Adalah, 24 novembre 2025. – Ces deux dernières années, la Knesset israélienne a adopté des dizaines de nouvelles lois dont l’effet cumulatif est de renforcer et d’aggraver le régime d’apartheid et de répression exercé par Israël sur tous les Palestiniens sous son contrôle, tant en Israël que dans les Territoires palestiniens occupés (TPO).

Bordeaux, manifestation Palestine du 15 novembre 2025 (source Comité Action Palestine)
Le nouveau rapport d’Adalah, intitulé : « Post-7 October: A New Wave of Anti-Palestinian Israeli Laws », [Après le 7 octobre : une nouvelle vague de lois israéliennes anti-palestiniennes] analyse les principales législations adoptées entre le 7 octobre 2023 et le 27 juillet 2025.
Ces lois couvrent de nombreux domaines, notamment la liberté d’expression, de manifestation et de pensée ; le droit à la citoyenneté et à la vie familiale ; l’égalité et les droits sociaux ; et les droits des détenus et des prisonniers. Ces nouvelles lois violent fondamentalement les droits humains des Palestiniens.
Bien que l’État ait légitimé ces nouvelles lois par le contexte politique de guerre, cette législation s’enracine dans la structure constitutionnelle d’Israël, fondée sur la suprématie ethno-nationale juive, ce qui, dans de nombreux cas, se traduit par des systèmes juridiques distincts pour les Israéliens juifs et les Palestiniens.

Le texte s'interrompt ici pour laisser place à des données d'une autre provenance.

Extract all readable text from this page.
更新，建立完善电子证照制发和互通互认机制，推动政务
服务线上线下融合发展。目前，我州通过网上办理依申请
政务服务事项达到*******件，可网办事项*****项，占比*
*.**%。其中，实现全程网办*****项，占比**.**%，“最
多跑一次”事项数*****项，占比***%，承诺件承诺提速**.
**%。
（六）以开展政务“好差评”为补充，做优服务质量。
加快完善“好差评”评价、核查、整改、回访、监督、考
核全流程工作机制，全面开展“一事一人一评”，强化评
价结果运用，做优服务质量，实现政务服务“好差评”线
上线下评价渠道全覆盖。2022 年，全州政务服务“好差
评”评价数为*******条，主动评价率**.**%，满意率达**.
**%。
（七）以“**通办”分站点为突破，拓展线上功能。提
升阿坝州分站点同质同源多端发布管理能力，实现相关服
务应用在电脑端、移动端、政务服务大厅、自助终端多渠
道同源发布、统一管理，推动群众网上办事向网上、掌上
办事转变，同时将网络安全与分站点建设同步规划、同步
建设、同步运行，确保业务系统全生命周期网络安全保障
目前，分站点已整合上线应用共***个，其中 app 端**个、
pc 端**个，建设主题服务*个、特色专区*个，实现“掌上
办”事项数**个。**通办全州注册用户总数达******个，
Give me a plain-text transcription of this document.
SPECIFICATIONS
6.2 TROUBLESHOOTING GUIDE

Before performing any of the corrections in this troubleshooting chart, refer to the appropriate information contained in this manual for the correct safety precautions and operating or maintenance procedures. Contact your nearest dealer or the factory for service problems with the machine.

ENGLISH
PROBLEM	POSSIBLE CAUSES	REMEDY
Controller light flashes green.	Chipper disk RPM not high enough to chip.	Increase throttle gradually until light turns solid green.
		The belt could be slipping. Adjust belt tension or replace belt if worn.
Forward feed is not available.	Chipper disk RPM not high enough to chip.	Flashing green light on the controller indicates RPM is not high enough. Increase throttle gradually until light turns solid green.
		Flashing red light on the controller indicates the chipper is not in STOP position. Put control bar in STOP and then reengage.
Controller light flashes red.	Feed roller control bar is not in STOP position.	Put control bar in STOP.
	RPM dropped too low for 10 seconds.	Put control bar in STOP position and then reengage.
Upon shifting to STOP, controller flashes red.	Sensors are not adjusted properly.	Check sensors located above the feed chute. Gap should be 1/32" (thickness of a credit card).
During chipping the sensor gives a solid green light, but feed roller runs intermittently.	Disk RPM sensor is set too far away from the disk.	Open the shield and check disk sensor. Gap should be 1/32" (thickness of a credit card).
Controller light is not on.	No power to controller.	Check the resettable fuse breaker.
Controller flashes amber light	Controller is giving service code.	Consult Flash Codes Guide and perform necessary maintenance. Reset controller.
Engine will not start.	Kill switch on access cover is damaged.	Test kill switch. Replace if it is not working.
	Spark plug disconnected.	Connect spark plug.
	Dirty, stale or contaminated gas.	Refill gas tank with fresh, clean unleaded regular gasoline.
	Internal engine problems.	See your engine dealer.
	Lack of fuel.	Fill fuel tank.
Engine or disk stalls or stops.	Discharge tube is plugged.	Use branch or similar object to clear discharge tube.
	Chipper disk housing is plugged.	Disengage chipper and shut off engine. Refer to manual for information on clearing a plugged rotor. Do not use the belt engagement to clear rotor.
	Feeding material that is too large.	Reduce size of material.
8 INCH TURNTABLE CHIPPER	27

Ces lois reflètent et sont la manifestation de la Loi fondamentale de 2018 : État-nation du peuple juif ; comme l’a déclaré ce nouveau gouvernement dans ses principes directeurs, « le peuple juif a un droit exclusif et inaliénable sur toutes les zones de la Terre d’Israël ». Depuis le 7 octobre 2023, les autorités israéliennes ont instrumentalisé la guerre pour accélérer ces tendances et consolider la suprématie ethno-nationale juive à plus grande échelle. Ce nouveau rapport s’appuie sur la prise de position d’Adalah d’octobre 2024, qui examinait huit projets de loi, dont la plupart ont été ultérieurement promulgués. Les lois analysées dans ces rapports s’ajoutent à celles déjà recensées dans la base de données d’Adalah sur les lois discriminatoires, portant le total à une centaine de lois discriminatoires.
TENDANCES LÉGISLATIVES
Le rapport met en lumière plusieurs tendances législatives majeures. Premièrement, il documente de nouveaux amendements et l’utilisation accrue du cadre antiterroriste, qui, dans les faits, s’applique presque exclusivement aux citoyens palestiniens d’Israël et aux résidents palestiniens de Jérusalem-Est. Les définitions vagues d’« acte terroriste » et d’« organisation terroriste » dans la loi antiterroriste de 2016 et ses amendements ultérieurs sont devenues des outils essentiels pour réprimer la liberté d’expression des Palestiniens, en particulier depuis octobre 2023.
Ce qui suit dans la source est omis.